If you love Emoji -- the Japanese pictograms and emoticons -- you'll be happy to hear that Noteshelf is equipped with a button that lets you quickly add Emoji symbols to your notes. Unfortunately, the symbols are not sizable.
One of the big challenges of handwriting apps is proper detection. While the iPad has a lot of multitouch sensors to handle finger input for regular apps, they were never designed for the precision needed for a really fine stylus line. To get around this, Noteshelf implements a zoom feature. This allows you to zoom into a specific area of your page and write on a new magnified section of the app. Since it's magnified, you can write largely and comfortably, and it translates it to small writing on the on page.
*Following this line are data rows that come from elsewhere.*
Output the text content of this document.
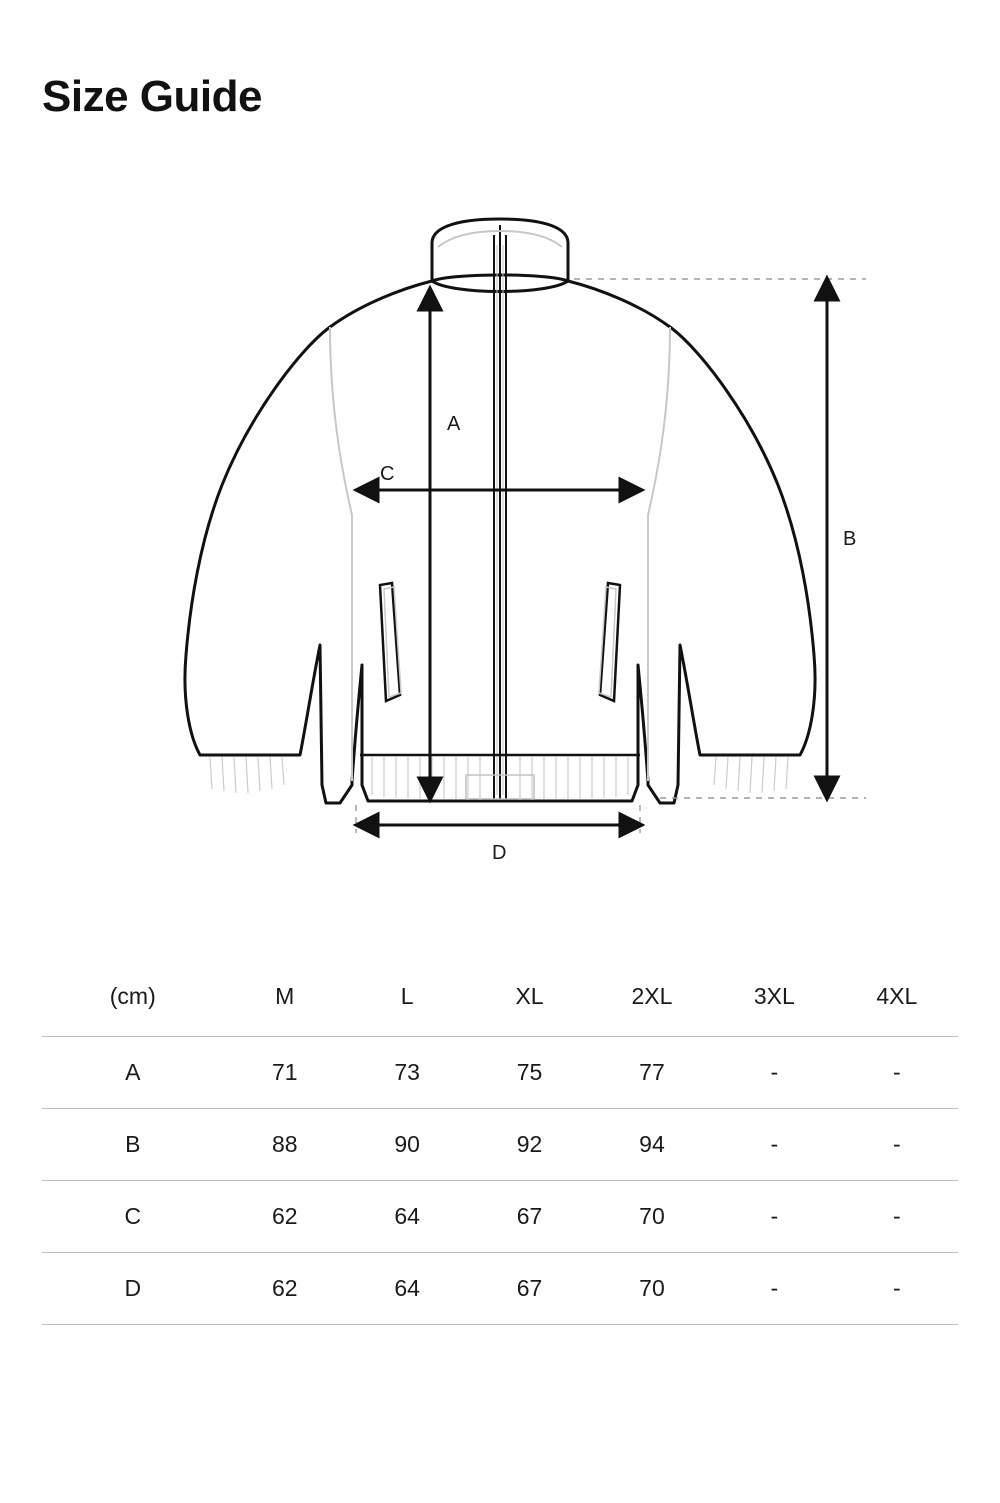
Size Guide
A
B
C
D
(cm)	M	L	XL	2XL	3XL	4XL
A	71	73	75	77	-	-
B	88	90	92	94	-	-
C	62	64	67	70	-	-
D	62	64	67	70	-	-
Because of the hardware limitations of the iPad, this is the only way to get down those fine details in your notes.
Now, the first time I saw this feature, I though it would be annoying to have to constantly move the rectangle to the area of page I wanted to write, but Noteshelf has implemented some smart, automatic actions into this feature. When you reach the far right side of the magnified area, the rectangle will automatically jump to the right so that you all you need to do is start from the beginning of the rectangle to continue your writing. When you reach the edge of the page, it will automatically skip to the next line for you.
I typically use Noteshelf to write solutions to math problems for my students and thus normally want to head down the page while zoomed in, not across. Instead of relying on Noteshelf to automatically move the rectangle, I just hit the tab/enter button that pushes it down for me. There are also arrow buttons for those who may want to manually move the magnified area, say, after finishing a sentence.
Noteshelf also offeres a "Wrist Protection" feature that allows you to rest your hand on the iPad without your wrist polluting your notes with a bunch of unwanted marks. You can specify which area of the screen needs to remain mark-free and Noteshelf will automatically adjust this location as you move down the screen.
Notes can be exported as images or PDFs directly to email, iTunes, Dropbox, Evernote, ot iPad albums, as well as shared to Facebook or Twitter. You have the option of exporting individual pages or entire notebooks.
Your notes are displayed as notebooks on a wooden shelf and can be arranged to your liking. You can also stack the notebooks on top of each other other to create folders -- or more accurately, sub-bookshelves. You can also edit the title, paper type, and book cover for each notebook from this screen.
If you're not happy with the paper and cover choices included in Noteshelf, more options are available as in-app purchases for $0.99 each. Personally, I have picked up the designer covers and plan to grab the striped ones next.
- Lots of colors and pen sizes
- Zoom feature for smaller, more detailed notes
- Ability to insert photos
- Wrist protection works great
- Extra paper and covers are in-app purchases and can add up quickly
- Cannot import PDFs for annotation
The bottom line
Noteshelf is a phenomenal app for those looking to take handwritten notes with their iPad. Believe it or not, Noteshelf actually improves the look of your handwriting by smoothly interpretation of your annotations. Whether you're a student or teacher, intern or executive, if you have an iPad and you take notes, get Noteshelf.